Бывают случаи в драках, когда практически безразлично, чем ударить, - что попалось под руку, то и хватают. Но, когда решается вопрос чести, берут шпагу. Мгновение, когда художник берет в руки кисть, равнозначно принятию вызова. Мир огромен, а кисть ничтожно мала. Мир изобрел бессчетное количество приемов и способов выражения, превосходящих своей эффективностью живопись кистью. Тем отважнее выглядит человек, идущий с кистью на мир. След, оставляемый кистью на холсте, почти невиден. Придется провести тысячи мазков, чтобы заставить холст говорить. За это время мир сумеет ответить куда более радикальными и бесповоротными действиями, нежели те, что ты ему противопоставляешь. Однако художник, взявший в руки кисть, обязан довести картину до конца. Джексон Поллок, разложивший холст на полу гаража и поливающий его краской из банки, пожалуй что, мог отставить банку в сторону и не потерять лицо. Но человек, стоящий с прямой спиной перед картиной и отважившийся взять кисть, положить ее без урона для себя уже не сможет. Теперь невозможно бросить кисть - и не потерять честь. Придется сражаться; а доведется победить или предстоит проиграть - этого никогда и никто заранее не знает.
Глава четырнадцатая
АКТУАЛЬНОЕ ИСКУССТВО
I
Леонид рассказал анекдот. Из леса выбегает человек, обмотанный пулеметными лентами, спрашивает: немцы в городе? - Дяденька, - отвечают ему, - война давно кончилась. - Зачем же я поезда под откос пускаю?
- Ты, - сказал Леонид, - не знаешь, с кем борешься. Это не оппозиция, а бессмысленная партизанщина.
Павел всегда возражал Леониду, возразил и на этот раз.
- Партизаны, - сказал он, - главные вояки. Куда до них авангарду. Про гражданскую войну в Испании читал? Про войну двенадцатого года? Когда совсем плохо, поднимается народ.
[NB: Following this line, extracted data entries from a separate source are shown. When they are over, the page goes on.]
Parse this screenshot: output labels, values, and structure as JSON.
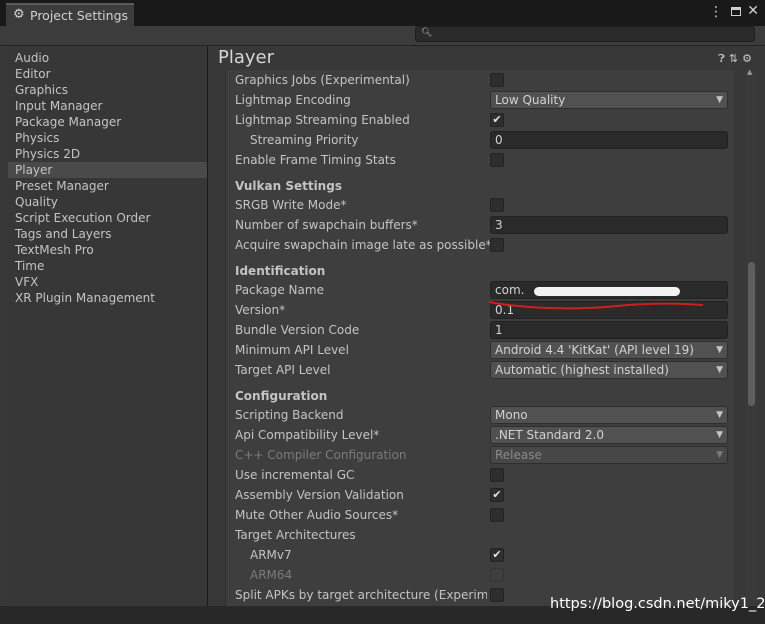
{
  "window": {
    "title": "Project Settings"
  },
  "search": {
    "placeholder": ""
  },
  "sidebar": {
    "items": [
      {
        "label": "Audio"
      },
      {
        "label": "Editor"
      },
      {
        "label": "Graphics"
      },
      {
        "label": "Input Manager"
      },
      {
        "label": "Package Manager"
      },
      {
        "label": "Physics"
      },
      {
        "label": "Physics 2D"
      },
      {
        "label": "Player"
      },
      {
        "label": "Preset Manager"
      },
      {
        "label": "Quality"
      },
      {
        "label": "Script Execution Order"
      },
      {
        "label": "Tags and Layers"
      },
      {
        "label": "TextMesh Pro"
      },
      {
        "label": "Time"
      },
      {
        "label": "VFX"
      },
      {
        "label": "XR Plugin Management"
      }
    ],
    "selected": "Player"
  },
  "page": {
    "title": "Player"
  },
  "settings": {
    "graphics_jobs": {
      "label": "Graphics Jobs (Experimental)",
      "checked": false
    },
    "lightmap_encoding": {
      "label": "Lightmap Encoding",
      "value": "Low Quality"
    },
    "lightmap_streaming": {
      "label": "Lightmap Streaming Enabled",
      "checked": true
    },
    "streaming_priority": {
      "label": "Streaming Priority",
      "value": "0"
    },
    "frame_timing": {
      "label": "Enable Frame Timing Stats",
      "checked": false
    },
    "vulkan_header": "Vulkan Settings",
    "srgb_write": {
      "label": "SRGB Write Mode*",
      "checked": false
    },
    "swapchain_buffers": {
      "label": "Number of swapchain buffers*",
      "value": "3"
    },
    "acquire_swapchain": {
      "label": "Acquire swapchain image late as possible*",
      "checked": false
    },
    "identification_header": "Identification",
    "package_name": {
      "label": "Package Name",
      "value": "com."
    },
    "version": {
      "label": "Version*",
      "value": "0.1"
    },
    "bundle_version_code": {
      "label": "Bundle Version Code",
      "value": "1"
    },
    "min_api": {
      "label": "Minimum API Level",
      "value": "Android 4.4 'KitKat' (API level 19)"
    },
    "target_api": {
      "label": "Target API Level",
      "value": "Automatic (highest installed)"
    },
    "configuration_header": "Configuration",
    "scripting_backend": {
      "label": "Scripting Backend",
      "value": "Mono"
    },
    "api_compat": {
      "label": "Api Compatibility Level*",
      "value": ".NET Standard 2.0"
    },
    "cpp_compiler": {
      "label": "C++ Compiler Configuration",
      "value": "Release",
      "disabled": true
    },
    "incremental_gc": {
      "label": "Use incremental GC",
      "checked": false
    },
    "assembly_validation": {
      "label": "Assembly Version Validation",
      "checked": true
    },
    "mute_audio": {
      "label": "Mute Other Audio Sources*",
      "checked": false
    },
    "target_arch": {
      "label": "Target Architectures"
    },
    "armv7": {
      "label": "ARMv7",
      "checked": true
    },
    "arm64": {
      "label": "ARM64",
      "checked": false,
      "disabled": true
    },
    "split_apks": {
      "label": "Split APKs by target architecture (Experimental)",
      "checked": false
    }
  },
  "watermark": "https://blog.csdn.net/miky1_2",
  "icons": {
    "tab": "gear-icon",
    "menu": "kebab-menu-icon",
    "maximize": "maximize-icon",
    "close": "close-icon",
    "search": "search-icon",
    "help": "help-icon",
    "presets": "sliders-icon",
    "settings": "gear-icon"
  },
  "colors": {
    "background": "#383838",
    "selection": "#4a4a4a",
    "annotation": "#cc1f1f"
  }
}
- Где же они, партизаны? - Леонид огляделся и партизан не обнаружил. - Пора бы! Враг у ворот! Отечество в опасности! - и Леонид захохотал, тряся черной бородой. - Грабят! - закричал он. - Караул! Страну разворовали реформаторы! - и, подавив смех в бороде, сказал: - Не слышат. Россия сдалась без выстрела, и дубина народной войны не поднялась. В ломбард дубину сдали.
- Потерпи, - ответил Павел, - партизаны еще придут.
- Если придут, - сказал ему Леонид, - сдадим в милицию. Нам хулиганов не надо.
- Авангардисты, которые испражняются в музее, - нужны, а партизанов с дубинами - в милицию?
- А зачем они нужны? Брежнева похоронили, Андропова нет- с кем бороться? Кто тебя в угол загнал? Что тебе не нравится?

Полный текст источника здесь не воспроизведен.